The Wall Street Journal reported Friday that amid the widening and increasingly politicized campaign to clean up the nation’s airwaves, more than 10 cases are being finalized.
One target is Howard Stern, who has been repeating all week on his radio program that his days are over.
“This is what’s going on in your country,” Stern said Friday on his radio show. “I will be the sacrificial lamb. I will be thrown off the air.”
The FCC is deciding on penalties against Viacom Inc.’s Infinity Broadcasting, his employer. Also facing further scrutiny are Emmis Communations Inc. and Clear Channel Communications, the nation’s largest radio owner, which last week took Stern’s show off six of its radio stations and fired Florida radio host Todd Clem, known as “Bubba the Love Sponge.”
Stern said his inside sources at the FCC have told him that he’s going to be fined for dialogue on a three-year-old show.
“I will never be given my day in court,” Stern said. “There is a nightmare going on and I’m about to be served up with my head on a platter because all I wanted to do was make people laugh.”

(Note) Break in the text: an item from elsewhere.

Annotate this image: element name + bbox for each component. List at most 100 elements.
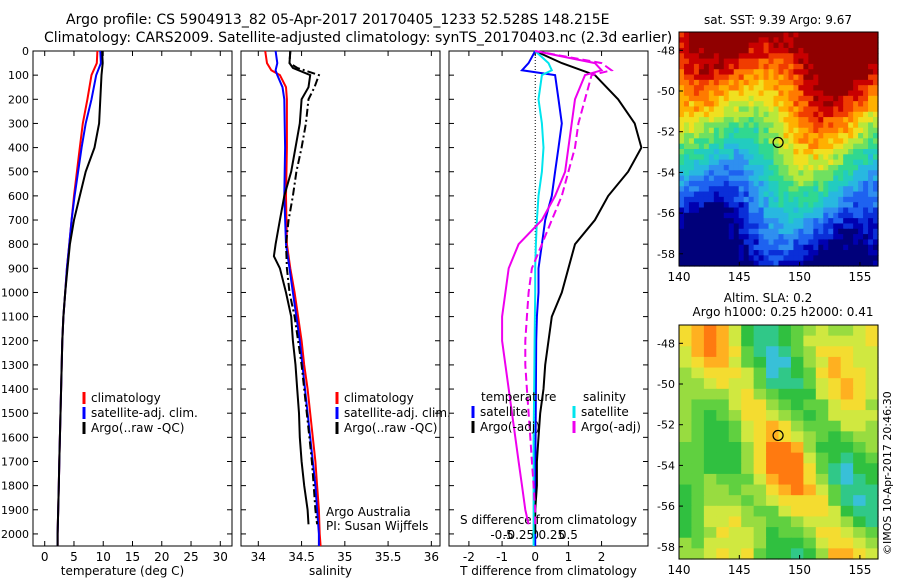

The FCC, given renewed congressional pressure and amid criticism of lax enforcement of its policies, has stepped up its review of the indecency complaints it receives.
The FCC’s new initative to go after broadcasters was ignited by this year’s Super Bowl broadcast in which entertainer Janet Jackson’s breast was exposed during the halftime show to the embarrassment of broadcaster CBS, a Viacom unit, its affiliates, and the regulatory agency.
The Wall Street Journal reported that FCC Chairman Michael Powell wrote in a letter to Rep. John Dingell (D., Mich.) this week that there were more than two dozen cases pending at the FCC at the end of last year that are in the final stages of investigation, and that he “anticipated enforcement action in all or most of these cases within the next few months.”
Officials told the paper that the agency is facing statute-of-limitations issues on one or two of the pending cases if it doesn’t wrap them up quickly.
A House subcommittee this week overwhelmingly passed a bill that would sharply increase the FCC’s maximum indecency fine to $500,000 per incident, up from the current $27,500 for each station and would include a “three strikes and you’re out” provision that would revoke radio and television station licenses for three offenses.
The FCC fines stations, not individuals, for violations of its standards. Under the guidelines, “indecent” material generally refers to broadcasts containing sexual or excretory references that are aired between 6 a.m. and 10 p.m.
In related news, the FCC will not impose what could have been multi-million dollar fines against the NBC television network or its affiliates in connection with an expected reversal of an earlier indecency decision.
The regulatory agency plans to reverse an earlier finding that singer Bono’s use of a vulgarity during the NBC broadcast of the 2003 Golden Globe awards was not indecent.
A report said that decision could come as early as next week, but the commission will not fine NBC, a unit of General Electric Co., or its affiliates.
Stern, who on Friday urged his listeners to vote President Bush out of office as well as rallying listeners to mount what he calls a “Million Moron March” on the nation’s capital, said that the flurry of fines to broadcasters will effectively create a chilling effect on the media.
“Journalists and people in the media are laughing at me because they think this isn’t going to affect them,” said Stern, whose show is also taped and airs on the cable network E! Entertainment Television, majority-owned by cable giant Comcast Corp. “Everyone’s having a good laugh but there’s got to be a payback. And I’m running out of time."